Грамота. продолжение 3

Южный Фрукт Геннадий Бублик
4
   Выйдя из подъезда, Федор прищурился на солнце, которое давно миновало зенит, и направился в сторону «Политотдела». Его несколько смущал собственный внешний вид, более подходящий для интеллигента, чем для рабочего человека. Ветров справедливо опасался, что его приход в пивняк вызовет нездоровый интерес. «Что-нибудь придумаю, отговорюсь», — беспечно отмахнулся от тревожной мысли мужчина.
 
   У «зебры», явно собираясь переходить улицу, топталась старуха. У ее ног стояла объемистая хозяйственная сумка. Ветров окинул пожилую женщину взглядом и прошел мимо. Однако не осилил и трех метров, как совершил, «через левое плечо», поворот на 180 градусов и вернулся назад.

   «Что я делаю? — металась в черепной коробке мысль перепуганным щеглом, в то время, как Федор одной рукой подхватил бабулю под локоток, а другой поднял неожиданно тяжелую сумку. — Пивнушка в другой стороне». Однако противиться непонятно откуда взявшемуся импульсу было поздно — они уже пересекали осевую линию проезжей части.

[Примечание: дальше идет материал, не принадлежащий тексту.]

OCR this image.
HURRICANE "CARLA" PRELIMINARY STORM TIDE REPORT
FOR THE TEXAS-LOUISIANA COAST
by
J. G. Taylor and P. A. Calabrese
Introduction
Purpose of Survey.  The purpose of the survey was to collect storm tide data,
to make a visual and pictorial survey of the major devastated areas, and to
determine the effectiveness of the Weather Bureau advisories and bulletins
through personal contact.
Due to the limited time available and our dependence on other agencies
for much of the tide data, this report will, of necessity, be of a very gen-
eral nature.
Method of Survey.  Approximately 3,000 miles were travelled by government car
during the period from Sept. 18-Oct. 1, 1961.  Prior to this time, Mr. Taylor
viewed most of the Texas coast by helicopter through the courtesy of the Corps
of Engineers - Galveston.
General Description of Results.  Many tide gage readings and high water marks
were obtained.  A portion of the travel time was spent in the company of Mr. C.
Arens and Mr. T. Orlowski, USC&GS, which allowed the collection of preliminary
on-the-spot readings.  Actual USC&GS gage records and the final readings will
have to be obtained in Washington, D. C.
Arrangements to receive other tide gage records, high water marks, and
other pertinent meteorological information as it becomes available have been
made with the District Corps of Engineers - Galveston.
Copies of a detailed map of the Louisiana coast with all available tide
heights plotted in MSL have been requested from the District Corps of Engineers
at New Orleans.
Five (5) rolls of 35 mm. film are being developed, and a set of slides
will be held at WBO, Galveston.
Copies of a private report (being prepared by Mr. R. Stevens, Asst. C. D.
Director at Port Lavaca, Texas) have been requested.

   Старушка поначалу испугалась и попыталась вырвать локоть, но теперь с готовностью поспешала обок нежданного помощника. Другой стороной улицы доброе дело не закончилось, бабуля, склоняя голову по-птичьи набок и искательно заглядывая в глаза Федора, попросила донести сумку домой — «Тут недалече, милок, рядышком».

   «Рядышком», оказалось в добрых трех кварталах от перехода. Ветров шел, не вслушиваясь в воркование старушки, которая семенила рядом, стараясь поспеть за его широким шагом. Галантно поддерживать бабулю под локоть он бросил сразу, как пересекли улицу. Во-первых, сумка оказалась неожиданно увесистой даже для его тренированных мышц, и поклажу то и дело приходилось перебрасывать из руки в руку. А во-вторых, и это, пожалуй, было главным, Федор обычно старался избегать тесных контактов с пожилыми людьми, сторонился их. Старики всегда казались ему чем-то вроде кладбищ: запущенных и неухоженных или бережно обихоженных — неважно, теплых чувств они в любом случае не вызывали. То, что со временем и его самого ожидает такая судьба, в голову парню не приходило.

   «Вот же гнусь, — размышлял, шагая Ветров. — Мужики там пивасиком пробавляются, а я конкретно попал. Таскаю, как Васёк Трубачев старухины бебехи. Тимуровец хренов». У подъезда Федор с облегчением опустил сумку на землю.

   — Феденька, — имя Ветрова бабка по дороге успела вызнать. — Феденька, да я же на четвертом этаже живу. Может, поможешь сумку поднять? А уж я в долгу не останусь, попотчую тебя, — и она искательно тронула Федора за рукав.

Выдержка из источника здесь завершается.